Monday, April 27, 2020


Disclosure: I received free samples of California walnuts mentioned in this post. By posting this recipe I am entering a recipe contest sponsored by @cawalnuts and am eligible to win prizes associated with the contest. I was not compensated for my time.

California walnuts are a key ingredient in this easy Japanese savoury snack/appetizer/bento box side dish of walnut miso sauce over lightly cooked vegetables! Although nuts don’t often feature in #japanesecuisine, when they do it’s usually walnuts. The sauce pairs well with any steamed/blanched veggie like carrots, asparagus, or green beans. We’re keen on vegetables and healthy fats in our house since @m_wineguy and I both grew up vegetarian, and we often have this as an appetizer or snack, especially in the summer. Thanks @cawalnuts for the walnuts!

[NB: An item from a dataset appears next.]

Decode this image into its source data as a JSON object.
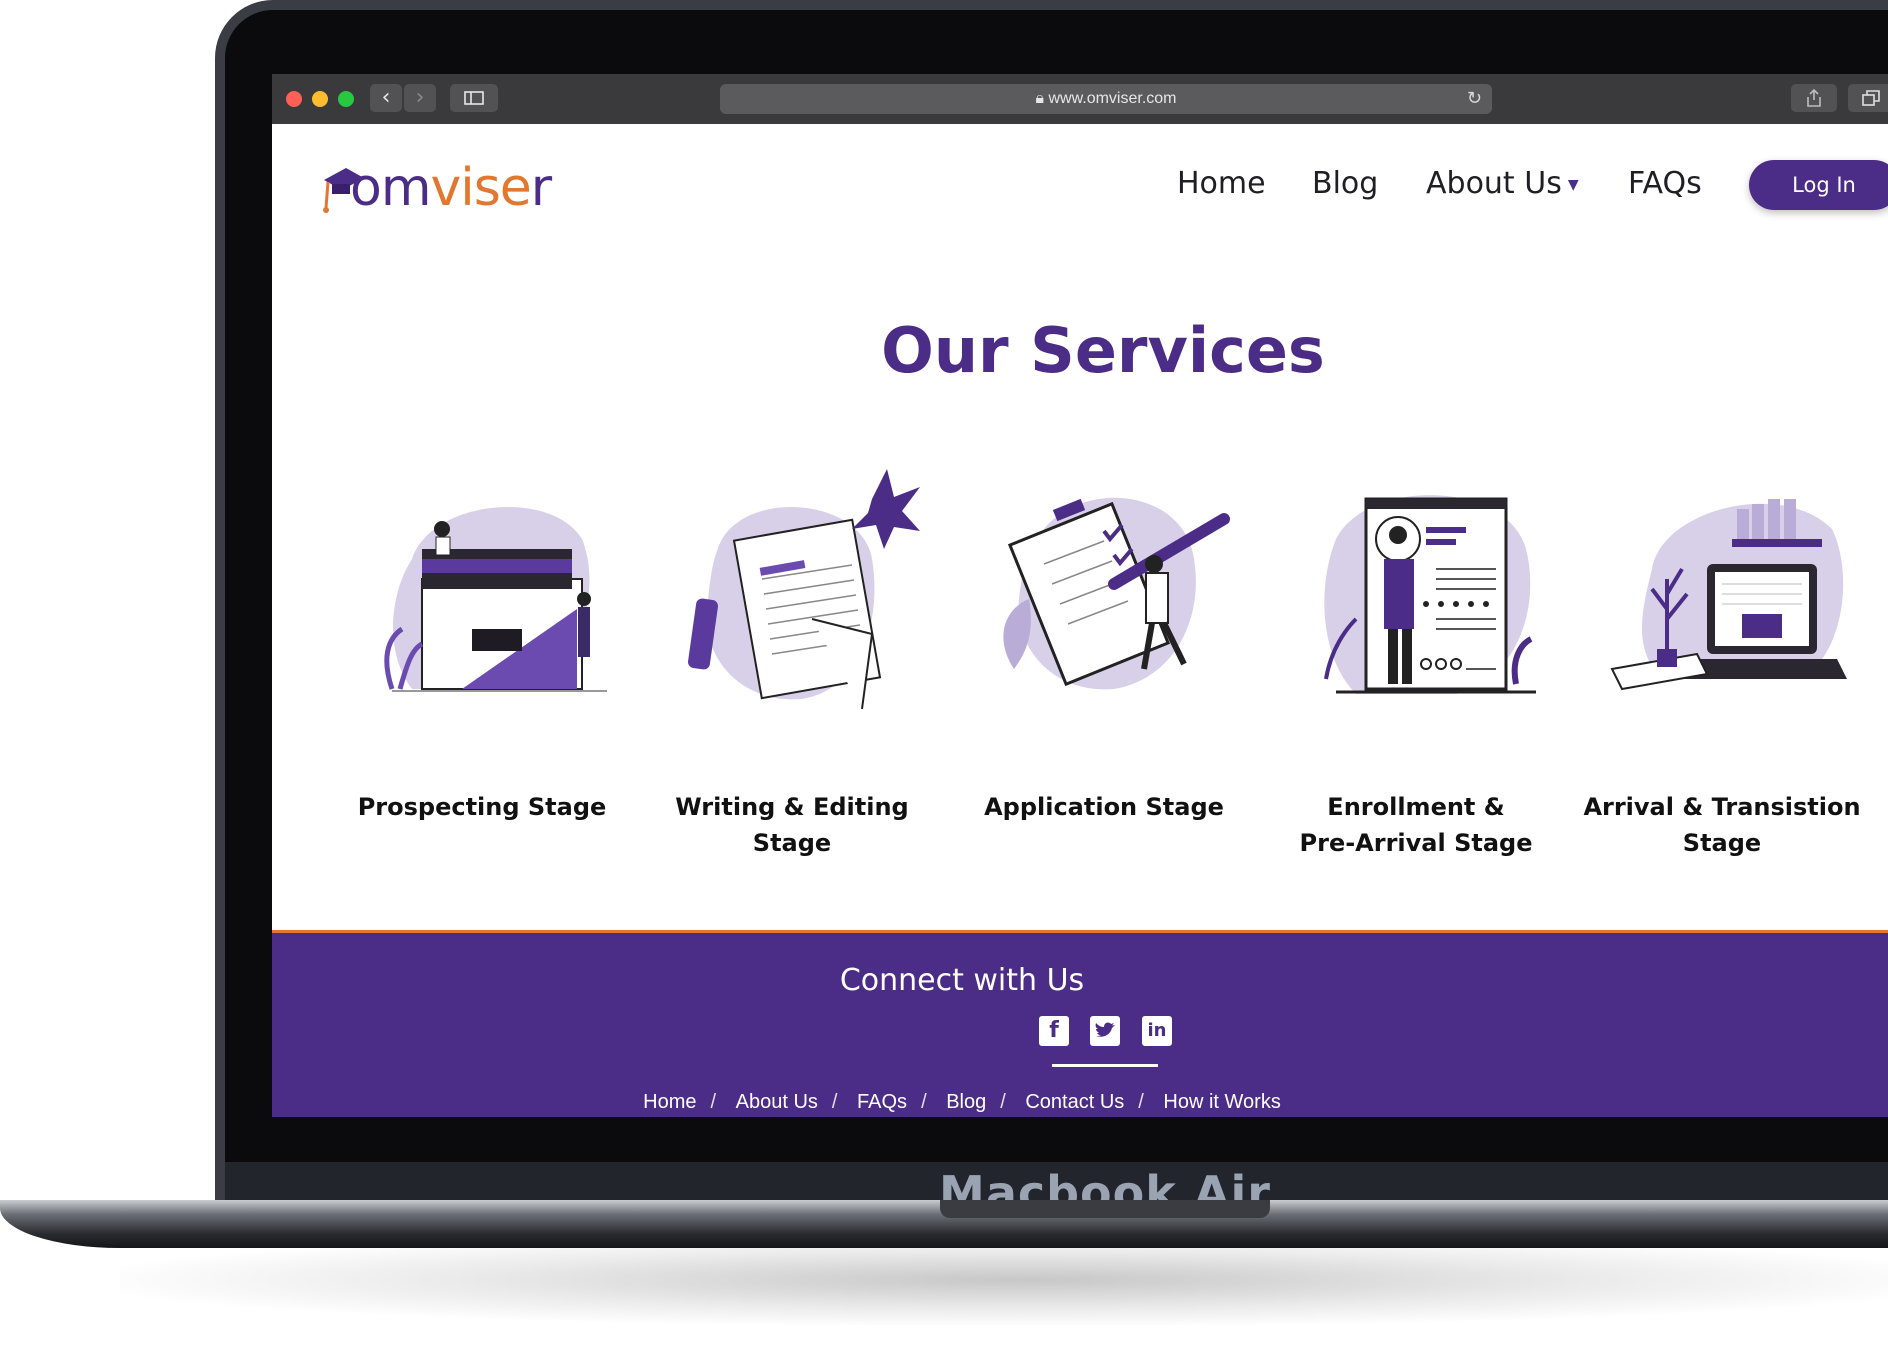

Did you know that a handful of California walnuts is a versatile snack and can satisfy any taste preference, from savory to sweet. Regardless of your flavor preference, walnuts are the only nut to provide an excellent source of the plant-based omega-3, ALA (2.5g/oz). So make this summery snack and enjoy!

makes: 6 servings (snack/side dish)

- 1 cup California walnut pieces, dry-roasted until fragrant, and cooled
- 2.5 tbsp red miso
- 2 tbsp mirin
- 1 tbsp sugar 
- 2 tbsp water
  1. In a small food processor blend the above ingredients into a paste. It doesn’t have to be a very smooth consistency, but don’t leave it too chunky either. Think chunky peanut butter or thereabouts.
  2. Serve over blanched/steamed green beans or other vegetable of choice.
  3. Store leftovers in a covered container in the fridge and use within 3 days... if you can resist it that long!